Water Services Director David Coleman said the maximum fees considered for water is $1,480 and for wastewater is $1,578. Staff’s policy recommendation is to implement water/wastewater impact fees at $400 each and zero out the five existing impact fees on specific lines. Impact fees will directly affect the city’s ability to support future development. Wastewater is nearing capacity, and staff is considering a joint meeting with Planning and Zoning to review the wastewater master plan. On April 28, the council will have the second and final public hearing and will consider adoption of impact fees.

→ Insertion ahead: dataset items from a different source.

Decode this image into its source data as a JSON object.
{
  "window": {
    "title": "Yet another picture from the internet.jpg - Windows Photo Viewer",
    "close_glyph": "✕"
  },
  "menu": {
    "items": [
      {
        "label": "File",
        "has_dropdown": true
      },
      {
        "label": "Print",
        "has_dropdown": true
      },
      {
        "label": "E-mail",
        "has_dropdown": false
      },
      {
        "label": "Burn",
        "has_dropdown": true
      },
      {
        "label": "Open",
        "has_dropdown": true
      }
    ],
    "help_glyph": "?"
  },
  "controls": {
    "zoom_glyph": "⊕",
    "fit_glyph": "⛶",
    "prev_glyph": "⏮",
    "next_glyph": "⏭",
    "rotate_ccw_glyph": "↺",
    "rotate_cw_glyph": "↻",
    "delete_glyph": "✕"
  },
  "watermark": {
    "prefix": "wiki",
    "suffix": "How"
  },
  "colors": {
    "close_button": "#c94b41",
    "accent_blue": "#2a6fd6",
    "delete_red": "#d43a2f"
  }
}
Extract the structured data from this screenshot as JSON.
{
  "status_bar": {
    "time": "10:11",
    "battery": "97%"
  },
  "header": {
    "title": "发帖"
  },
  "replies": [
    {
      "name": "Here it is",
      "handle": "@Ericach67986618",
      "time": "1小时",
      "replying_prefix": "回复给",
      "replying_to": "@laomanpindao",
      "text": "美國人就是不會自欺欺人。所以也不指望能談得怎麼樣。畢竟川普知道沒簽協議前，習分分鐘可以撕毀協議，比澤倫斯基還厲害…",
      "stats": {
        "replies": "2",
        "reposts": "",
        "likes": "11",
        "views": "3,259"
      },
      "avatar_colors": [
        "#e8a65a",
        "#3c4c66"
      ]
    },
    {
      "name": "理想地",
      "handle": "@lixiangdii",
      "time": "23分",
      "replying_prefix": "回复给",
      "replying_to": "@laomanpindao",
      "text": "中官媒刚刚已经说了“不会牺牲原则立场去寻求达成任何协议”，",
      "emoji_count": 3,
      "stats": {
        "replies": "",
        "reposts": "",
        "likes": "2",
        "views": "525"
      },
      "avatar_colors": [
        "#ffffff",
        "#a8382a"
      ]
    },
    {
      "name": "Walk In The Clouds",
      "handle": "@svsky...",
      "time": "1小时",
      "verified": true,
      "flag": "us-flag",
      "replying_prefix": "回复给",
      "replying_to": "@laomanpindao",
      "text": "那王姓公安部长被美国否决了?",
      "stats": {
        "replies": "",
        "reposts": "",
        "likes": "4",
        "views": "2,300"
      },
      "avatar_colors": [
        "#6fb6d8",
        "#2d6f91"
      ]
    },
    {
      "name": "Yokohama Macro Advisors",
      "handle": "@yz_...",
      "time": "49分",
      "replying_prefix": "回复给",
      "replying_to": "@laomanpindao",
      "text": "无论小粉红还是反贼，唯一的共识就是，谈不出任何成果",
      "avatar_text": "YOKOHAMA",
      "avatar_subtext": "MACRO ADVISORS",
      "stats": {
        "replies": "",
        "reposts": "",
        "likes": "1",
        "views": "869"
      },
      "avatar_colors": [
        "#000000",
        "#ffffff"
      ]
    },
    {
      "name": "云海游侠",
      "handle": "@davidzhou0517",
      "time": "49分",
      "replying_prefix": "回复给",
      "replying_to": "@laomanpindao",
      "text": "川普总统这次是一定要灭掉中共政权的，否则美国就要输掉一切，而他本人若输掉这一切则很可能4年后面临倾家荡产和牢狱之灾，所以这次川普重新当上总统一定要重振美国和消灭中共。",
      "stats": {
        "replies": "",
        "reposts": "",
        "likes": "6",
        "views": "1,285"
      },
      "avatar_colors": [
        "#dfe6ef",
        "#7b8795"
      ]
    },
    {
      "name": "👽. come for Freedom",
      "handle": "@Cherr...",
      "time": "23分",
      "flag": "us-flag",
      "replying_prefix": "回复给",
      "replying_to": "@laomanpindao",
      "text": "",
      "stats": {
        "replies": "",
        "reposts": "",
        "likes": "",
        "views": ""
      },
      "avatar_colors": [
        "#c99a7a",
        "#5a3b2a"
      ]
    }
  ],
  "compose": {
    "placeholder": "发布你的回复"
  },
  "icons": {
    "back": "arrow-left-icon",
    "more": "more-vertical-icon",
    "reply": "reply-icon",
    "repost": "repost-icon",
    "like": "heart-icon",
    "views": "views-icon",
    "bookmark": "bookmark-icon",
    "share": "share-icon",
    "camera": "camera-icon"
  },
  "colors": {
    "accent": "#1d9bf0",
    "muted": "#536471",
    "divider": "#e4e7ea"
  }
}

Chief Financial Officer Jeff Kersten presented some assumptions regarding impact fees. Assumptions include the city collecting impact fees for five years, using an example of a capital project of $10 million and considering various funding sources. Assuming the issuance of a 20-year debt, he showed what the impact is with and without an impact fee. No water impact fees would result in a rate increase of 5.6 percent. A water impact fee could result in a rate increase of 3.3 percent. He also reviewed what impact different fees would have, pointing out that a lower fee of $150 still needs a 5.4 percent increase and the higher fee of $400 results in a 5 percent rate increase. Wastewater impact fees could result in a rate increase of 6.1 percent for no fee and 5.3 percent for a $400 fee.
Dr. Gaines reported that the Bryan/College Station area is doing well and that College Station grew 38 percent in the last census period. He said single-family building permits have been up and down during certain periods and for the most part, the fall off has not been as pronounced as other areas of the state. The value of permits since 1994 is $122,000 per dwelling unit on average. Looking at the 2009 breakdown of the average household income in the community — assuming a 10 percent down payment, a 5 percent fixed rate and other variables – 42 percent of households in the area cannot afford to pay more than $75,000 for a home. Based on these assumptions, another 22 percent cannot afford to pay more than $125,000, and 64 percent cannot afford to pay more than $125,000. For every $1,000 increase in home values, more families cannot afford a home, with a lesser impact on lower-income homes than upper-income homes. Gaines said with material costs rising, interest rates are likely to increase in time and the median home price is extremely important. The area has had continuously increasing median home prices as compared to other areas of the state and is running 6-7 percent below trend.
Regular Meeting Highlights
The council voted unanimously (7-0) to approve all seven consent agenda items, which are generally regarded as “housekeeping” items. Click here to view all the consent items.
Brazos Animal Shelter Contract
The council voted 5-2 to approve a new contract with the Brazos Animal Shelter. This long-term contract includes provisions to calculate costs off a cost-per-animal model that will be negotiated on a yearly basis, and allows for an auditing mechanism for verification and transparency purposes. The contract will be re-evaluated on a yearly basis.
VOTE: Voting against approving the contract were Jess Fields and Jana McMillan.
Citizens Charter Review Advisory Commission
The council appointed 10 people to the Citizens Charter Review Advisory Commission. The commission will review the city charter and recommend changes. The review is expected to be a lengthy process and proposed amendments are not likely to go before voters until May 2012. Appointed to the commission were Brian Bochner, Terry Childers, Chuck Ellison, Patrick Gendron, Paul Greer, Gary Halter, Tony Jones, Jim Maness, Lynn McIlhaney and Buck Prewitt.
Official minutes of Thursday’s meetings will be available in two weeks.
The next council workshop and regular meeting will be March 24 at city hall.